Example of my edited web.config file:
<?xml version="1.0" encoding="utf-8"?>
<configuration>
<appSettings>
<add key="bootstrapper-version" value="1.0.0-beta6" />
<add key="runtime-path" value="..\approot\runtimes" />
<add key="dnx-version" value="1.0.0-beta6" />
<add key="dnx-clr" value="clr" />
<add key="dnx-app-base" value="..\approot\src\MyApp" />
<!-- This will turn on detailed errors when deployed to remote servers -->
<!-- This setting is not recommended for production -->
<add key="ASPNET_DETAILED_ERRORS" value="true" />
</appSettings>
<system.web>
<httpRuntime targetFramework="4.5.1" />
</system.web>
</configuration>
Upvotes: 10
Reputation: 13496
I had the same issue and spent a lot of time trying to dig into error logs, etc. (all of the other solutions given above). None of them giving any clue of what's gone wrong.

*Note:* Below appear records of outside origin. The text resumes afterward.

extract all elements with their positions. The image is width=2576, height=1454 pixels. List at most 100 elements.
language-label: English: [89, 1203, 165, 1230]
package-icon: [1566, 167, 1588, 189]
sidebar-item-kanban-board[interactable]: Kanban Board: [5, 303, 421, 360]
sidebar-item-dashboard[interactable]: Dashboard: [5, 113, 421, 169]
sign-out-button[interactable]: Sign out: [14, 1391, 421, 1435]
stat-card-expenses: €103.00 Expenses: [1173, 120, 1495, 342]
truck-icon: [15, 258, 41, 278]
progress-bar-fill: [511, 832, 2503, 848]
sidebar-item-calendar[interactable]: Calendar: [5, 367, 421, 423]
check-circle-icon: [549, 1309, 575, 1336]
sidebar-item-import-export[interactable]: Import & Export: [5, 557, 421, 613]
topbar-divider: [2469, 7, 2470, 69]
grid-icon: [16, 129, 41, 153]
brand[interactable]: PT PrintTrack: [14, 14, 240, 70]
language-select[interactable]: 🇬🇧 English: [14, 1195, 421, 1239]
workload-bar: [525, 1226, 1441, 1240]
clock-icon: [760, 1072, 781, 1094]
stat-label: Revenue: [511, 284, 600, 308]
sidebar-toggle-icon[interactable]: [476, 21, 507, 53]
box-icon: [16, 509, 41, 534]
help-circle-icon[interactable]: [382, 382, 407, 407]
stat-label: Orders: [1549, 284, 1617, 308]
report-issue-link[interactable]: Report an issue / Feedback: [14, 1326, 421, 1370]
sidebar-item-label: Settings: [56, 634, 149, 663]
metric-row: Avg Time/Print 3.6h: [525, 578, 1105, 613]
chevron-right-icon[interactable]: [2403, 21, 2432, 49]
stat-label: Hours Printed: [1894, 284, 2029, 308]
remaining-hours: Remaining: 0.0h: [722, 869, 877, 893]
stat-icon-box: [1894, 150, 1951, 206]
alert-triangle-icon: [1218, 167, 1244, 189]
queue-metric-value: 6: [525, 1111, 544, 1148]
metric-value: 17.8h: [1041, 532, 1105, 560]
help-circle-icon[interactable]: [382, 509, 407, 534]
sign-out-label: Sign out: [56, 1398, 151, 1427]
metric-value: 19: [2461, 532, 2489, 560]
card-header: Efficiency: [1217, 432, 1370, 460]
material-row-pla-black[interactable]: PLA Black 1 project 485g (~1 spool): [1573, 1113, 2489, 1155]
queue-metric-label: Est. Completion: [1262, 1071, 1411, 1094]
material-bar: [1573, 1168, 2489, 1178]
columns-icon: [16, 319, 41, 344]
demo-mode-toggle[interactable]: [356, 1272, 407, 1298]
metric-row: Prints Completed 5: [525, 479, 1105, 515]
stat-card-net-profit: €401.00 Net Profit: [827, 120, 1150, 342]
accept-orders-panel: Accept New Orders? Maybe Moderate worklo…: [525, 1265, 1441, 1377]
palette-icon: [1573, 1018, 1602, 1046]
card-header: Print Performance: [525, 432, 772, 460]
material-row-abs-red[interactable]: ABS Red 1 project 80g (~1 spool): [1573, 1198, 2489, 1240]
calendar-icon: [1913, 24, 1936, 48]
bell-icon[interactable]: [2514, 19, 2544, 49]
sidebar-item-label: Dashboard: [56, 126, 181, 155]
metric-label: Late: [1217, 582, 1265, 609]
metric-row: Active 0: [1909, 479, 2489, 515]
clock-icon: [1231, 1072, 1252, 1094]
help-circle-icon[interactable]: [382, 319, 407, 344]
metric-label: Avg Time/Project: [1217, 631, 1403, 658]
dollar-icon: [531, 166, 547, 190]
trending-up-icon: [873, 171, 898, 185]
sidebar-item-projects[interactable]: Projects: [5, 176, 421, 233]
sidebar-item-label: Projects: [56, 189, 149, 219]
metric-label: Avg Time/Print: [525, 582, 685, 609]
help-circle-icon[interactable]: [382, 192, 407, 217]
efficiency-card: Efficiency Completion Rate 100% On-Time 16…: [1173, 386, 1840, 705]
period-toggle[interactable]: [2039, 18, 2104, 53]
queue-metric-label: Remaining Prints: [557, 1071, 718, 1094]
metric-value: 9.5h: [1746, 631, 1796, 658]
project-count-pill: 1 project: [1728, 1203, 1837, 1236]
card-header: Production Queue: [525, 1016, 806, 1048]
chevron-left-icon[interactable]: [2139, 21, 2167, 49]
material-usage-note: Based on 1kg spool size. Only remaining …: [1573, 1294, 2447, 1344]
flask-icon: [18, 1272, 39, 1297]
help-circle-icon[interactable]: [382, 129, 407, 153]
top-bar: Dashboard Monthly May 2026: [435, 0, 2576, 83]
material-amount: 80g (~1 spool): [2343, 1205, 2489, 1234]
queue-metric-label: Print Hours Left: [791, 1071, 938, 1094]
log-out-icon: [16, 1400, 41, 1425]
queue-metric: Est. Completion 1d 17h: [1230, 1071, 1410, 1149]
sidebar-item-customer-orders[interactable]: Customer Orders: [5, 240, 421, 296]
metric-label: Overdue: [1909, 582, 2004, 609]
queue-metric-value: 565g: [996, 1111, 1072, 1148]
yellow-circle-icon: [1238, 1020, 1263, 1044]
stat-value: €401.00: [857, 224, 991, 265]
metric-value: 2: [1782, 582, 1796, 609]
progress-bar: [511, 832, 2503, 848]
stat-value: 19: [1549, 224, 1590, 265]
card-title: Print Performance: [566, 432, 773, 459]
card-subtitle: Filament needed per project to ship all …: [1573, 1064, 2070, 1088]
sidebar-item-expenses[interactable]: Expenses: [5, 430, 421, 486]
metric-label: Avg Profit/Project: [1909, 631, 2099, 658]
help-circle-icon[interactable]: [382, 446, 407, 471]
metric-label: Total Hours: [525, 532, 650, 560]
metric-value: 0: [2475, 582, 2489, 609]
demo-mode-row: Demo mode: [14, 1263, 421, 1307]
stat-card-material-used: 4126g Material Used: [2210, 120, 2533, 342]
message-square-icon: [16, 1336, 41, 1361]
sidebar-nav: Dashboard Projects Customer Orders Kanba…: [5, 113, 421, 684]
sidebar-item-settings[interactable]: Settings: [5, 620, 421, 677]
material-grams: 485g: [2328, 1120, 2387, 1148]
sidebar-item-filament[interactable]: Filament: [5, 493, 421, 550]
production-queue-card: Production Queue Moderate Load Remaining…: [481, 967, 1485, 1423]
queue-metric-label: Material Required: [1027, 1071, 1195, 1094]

What I did that helped me finally see the error was to simply try to publish to a local IIS (after all azure web-app runs your dnx on IIS internally).
I could then immediately see that there are error when IIS tries to compile the source. (in my case was some malformed nuget package).
Recreate what happens on azure web-app by publishing to local IIS.
Upvotes: 5
Reputation: 2297
Did you try using Remote Debugging the Azure Webapp ? Chances are there is some exception happening which is responsible for this and if you watch your DEBUG OUTPUT window, you may be able to see which exception is happening and then change Visual Studio settings to break on that exception to see where it is happening. check this article to understand how to remote debug - http://blogs.msdn.com/b/webdev/archive/2013/11/05/remote-debugging-a-window-azure-web-site-with-visual-studio-2013.aspx
Upvotes: 3
Reputation: 19705
Create a web.config
inside your wwwroot
folder with this content :
<configuration>
<system.web>
<customErrors mode="Off" />
</system.web>
</configuration>
Upvotes: 4
Reputation: 12452
Have you checked in the eventlog.xml file? It's in the D:\home\LogFiles directory. You can view it from your app's Kudu site, or use the Azure Websites Event Viewer extension.